PGA is the golfing boys club as LPGA is the girls', but there is no law that forbids either to participate in both tours. Personally, I would enjoy seeing guys in real skirts (not in kilts) competing in LPGA, the sign that they are not men enough to qualify in the boys club.

Harmandir Sahib the most sacred shrine of Sikhi that has four doors so all mankind from any gender, hue, creed, or faith can visit it hence perform the necessary seva - sign of equality. As a matter of fact, it is the first religious place in the world where all have to climb down rather than up to visit it - sign of humility, one of the basic tenets of Sikhi.

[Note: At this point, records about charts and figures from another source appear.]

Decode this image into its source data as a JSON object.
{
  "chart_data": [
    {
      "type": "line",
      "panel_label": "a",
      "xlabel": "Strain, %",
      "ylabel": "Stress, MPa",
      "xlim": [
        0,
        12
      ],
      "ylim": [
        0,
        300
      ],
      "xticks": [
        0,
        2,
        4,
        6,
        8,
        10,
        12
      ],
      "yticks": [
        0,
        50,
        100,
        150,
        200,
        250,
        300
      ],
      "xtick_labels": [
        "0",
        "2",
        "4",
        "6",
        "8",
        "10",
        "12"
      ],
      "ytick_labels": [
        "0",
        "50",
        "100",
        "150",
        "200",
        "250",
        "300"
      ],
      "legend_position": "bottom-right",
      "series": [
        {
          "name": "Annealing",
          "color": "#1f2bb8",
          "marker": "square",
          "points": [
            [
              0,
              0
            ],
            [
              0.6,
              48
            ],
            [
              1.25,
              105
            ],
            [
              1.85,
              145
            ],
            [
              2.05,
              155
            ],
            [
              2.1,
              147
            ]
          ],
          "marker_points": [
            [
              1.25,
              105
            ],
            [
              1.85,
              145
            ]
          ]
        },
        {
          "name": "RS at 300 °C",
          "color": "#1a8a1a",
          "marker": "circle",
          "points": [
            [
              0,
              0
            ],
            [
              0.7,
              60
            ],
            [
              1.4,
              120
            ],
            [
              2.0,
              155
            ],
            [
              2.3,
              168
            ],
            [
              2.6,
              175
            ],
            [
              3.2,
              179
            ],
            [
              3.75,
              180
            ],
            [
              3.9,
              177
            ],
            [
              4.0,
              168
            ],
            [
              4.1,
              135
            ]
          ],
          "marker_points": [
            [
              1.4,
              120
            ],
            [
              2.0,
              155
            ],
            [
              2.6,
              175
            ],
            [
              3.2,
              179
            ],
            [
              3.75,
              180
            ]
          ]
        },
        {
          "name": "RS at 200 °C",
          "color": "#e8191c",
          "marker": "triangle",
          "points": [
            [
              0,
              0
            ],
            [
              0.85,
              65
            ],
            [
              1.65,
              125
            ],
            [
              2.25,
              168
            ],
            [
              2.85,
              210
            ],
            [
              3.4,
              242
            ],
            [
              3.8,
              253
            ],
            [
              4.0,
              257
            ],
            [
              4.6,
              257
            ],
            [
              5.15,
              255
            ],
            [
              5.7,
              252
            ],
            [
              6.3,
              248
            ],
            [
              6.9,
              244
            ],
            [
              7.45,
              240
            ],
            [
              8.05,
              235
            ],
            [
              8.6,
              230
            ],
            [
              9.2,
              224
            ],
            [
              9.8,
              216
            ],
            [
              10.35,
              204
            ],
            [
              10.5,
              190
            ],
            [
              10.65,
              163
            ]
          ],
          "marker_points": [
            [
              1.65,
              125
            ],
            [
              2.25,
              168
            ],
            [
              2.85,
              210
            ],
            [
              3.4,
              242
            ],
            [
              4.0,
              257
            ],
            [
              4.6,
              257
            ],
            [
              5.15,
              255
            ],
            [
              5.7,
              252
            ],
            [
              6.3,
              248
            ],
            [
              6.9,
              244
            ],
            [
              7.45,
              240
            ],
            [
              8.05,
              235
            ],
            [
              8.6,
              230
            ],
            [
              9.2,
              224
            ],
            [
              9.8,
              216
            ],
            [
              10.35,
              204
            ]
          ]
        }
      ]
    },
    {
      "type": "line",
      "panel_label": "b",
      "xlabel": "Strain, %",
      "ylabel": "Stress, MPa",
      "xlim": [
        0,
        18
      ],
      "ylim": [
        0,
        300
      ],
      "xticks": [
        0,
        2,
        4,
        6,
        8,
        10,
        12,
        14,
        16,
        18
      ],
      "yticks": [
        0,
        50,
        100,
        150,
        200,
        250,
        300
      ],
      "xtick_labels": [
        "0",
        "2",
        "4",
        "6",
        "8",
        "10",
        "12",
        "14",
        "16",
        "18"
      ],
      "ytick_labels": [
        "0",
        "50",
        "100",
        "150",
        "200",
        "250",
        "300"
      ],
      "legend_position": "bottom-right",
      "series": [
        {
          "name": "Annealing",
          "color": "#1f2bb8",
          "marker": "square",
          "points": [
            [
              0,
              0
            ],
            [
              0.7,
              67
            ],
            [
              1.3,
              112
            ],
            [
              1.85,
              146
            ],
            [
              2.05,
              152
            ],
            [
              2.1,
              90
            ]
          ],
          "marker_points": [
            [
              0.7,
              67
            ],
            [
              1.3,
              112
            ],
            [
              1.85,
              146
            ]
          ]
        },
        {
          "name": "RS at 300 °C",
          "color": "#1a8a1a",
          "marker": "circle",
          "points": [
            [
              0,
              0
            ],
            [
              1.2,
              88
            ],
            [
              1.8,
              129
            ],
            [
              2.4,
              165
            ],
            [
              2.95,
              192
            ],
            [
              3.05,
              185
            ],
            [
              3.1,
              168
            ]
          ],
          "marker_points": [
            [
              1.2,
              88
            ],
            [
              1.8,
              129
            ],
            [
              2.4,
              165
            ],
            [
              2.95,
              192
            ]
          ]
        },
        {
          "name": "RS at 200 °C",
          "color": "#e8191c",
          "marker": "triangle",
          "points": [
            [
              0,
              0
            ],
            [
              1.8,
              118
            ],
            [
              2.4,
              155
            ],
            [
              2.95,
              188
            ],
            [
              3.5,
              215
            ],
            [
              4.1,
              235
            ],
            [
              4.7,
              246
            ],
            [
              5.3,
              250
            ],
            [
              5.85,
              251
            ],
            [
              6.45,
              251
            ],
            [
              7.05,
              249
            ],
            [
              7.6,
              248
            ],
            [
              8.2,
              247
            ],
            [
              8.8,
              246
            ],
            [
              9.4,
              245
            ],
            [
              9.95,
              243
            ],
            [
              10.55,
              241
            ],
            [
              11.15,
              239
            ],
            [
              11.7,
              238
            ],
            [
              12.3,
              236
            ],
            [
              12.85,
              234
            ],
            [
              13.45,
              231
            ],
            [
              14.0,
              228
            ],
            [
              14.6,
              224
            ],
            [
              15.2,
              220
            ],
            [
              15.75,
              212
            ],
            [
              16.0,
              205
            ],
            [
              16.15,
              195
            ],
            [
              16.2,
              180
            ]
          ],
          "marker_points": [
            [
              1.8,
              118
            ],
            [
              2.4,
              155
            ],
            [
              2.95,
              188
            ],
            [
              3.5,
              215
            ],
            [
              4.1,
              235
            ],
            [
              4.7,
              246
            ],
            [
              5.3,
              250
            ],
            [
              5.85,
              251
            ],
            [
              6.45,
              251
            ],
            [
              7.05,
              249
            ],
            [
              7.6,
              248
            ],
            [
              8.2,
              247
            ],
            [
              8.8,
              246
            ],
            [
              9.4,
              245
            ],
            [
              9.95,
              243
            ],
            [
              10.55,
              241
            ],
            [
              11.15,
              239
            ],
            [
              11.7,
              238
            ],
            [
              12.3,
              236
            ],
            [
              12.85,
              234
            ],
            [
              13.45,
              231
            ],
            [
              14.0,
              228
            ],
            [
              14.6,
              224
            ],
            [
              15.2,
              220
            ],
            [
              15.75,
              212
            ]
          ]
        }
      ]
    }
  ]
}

Vijay Singh the third ranked PGA player positioned himself smack dab in the crosshairs of the debate over Annika Sorenstam playing the PGA Tour when, after winning the Wachovia Championship, he told Associated Press that he hoped she would miss the cut. He also said he would withdraw if paired with her at the Bank of America Colonial. He ended up withdrawing.

My insecure brethren in arms say that Ishnaan seva in the Darbar Sahib, after the Guru Granth Sahib is removed for Sukhasan, is done by men in their _keccheras_, which women will not be expected to do.

Since when did the kecchera, one of the five Kakaars and a symbol of chastity and restraint, become the symbol of intimidation? Why cannot men wear more discreet vestments to do seva? Is it against Gurmat to do so?

Nick Price, last year's champion at Colonial showed his unhappiness about Anna being invited to play the colonial.

Brethren in arms also showed unhappiness, anger and even hatred towards Sisters in arms that were there to serve Ik Ong Kaar as is their right in this quest for fair play.

The boys of PGA felt Sorenstam's presence as an invasion to the playground that they have owned since the start of PGA about 100 some years ago.

Brethren in arms, who currently do the seva, have come to feel that it is their birthright handed down to them from their forefathers. It is a shame that they have forgotten the basic essence of Sikhi, that one is not born a Sikh but becomes one. They also forget that as far back as the fifteenth century Guru Nanak based Sikhi on equality.

The fact that women are not physically as strong as men makes the Boys of PGA feel more insecure and fearful. What if women like Annika do better than them at the tour? Then they will be left behind, which is shameful and unacceptable. They do not want to be second fiddles.

Sisters in arms may not be physically as strong as men, however, their Sikhi Spirit is inferior to none. They just want the equal opportunity to do seva as prescribed by Guru Granth Sahib ji. Nothing more. Nothing less.

You go, Sikh women!

Vaheguru is walking alongside you on this Fair Way of equality. Unfortunately, some of Vaheguru's seekers - my brethren in arms - are dragging their feet by not following Vaheguru…not yet.

In the end _Gurmat _will prevail with a 'hole in one' whereas _Manmat_ will keep on making 'bogies'.

Tejwant Singh


----------



## Arvind (Jul 26, 2004)

Sikh women. GET UP 

None can dare exploit unless you allow someone to do so. 

Charhdee Kala ji.


----------



## Critical Singh (Jul 31, 2004)

Nice articles Tejwant Ji, keep them coming !!


----------



## susan (Sep 21, 2021)

Bole So Nihal!  Sat Sri Akal!


----------



## swarn bains (Sep 24, 2021)

i  did not read all of it but read the name of a golfer. putting a golfer on sikh philosophy network is a bit of deviation. thank u


----------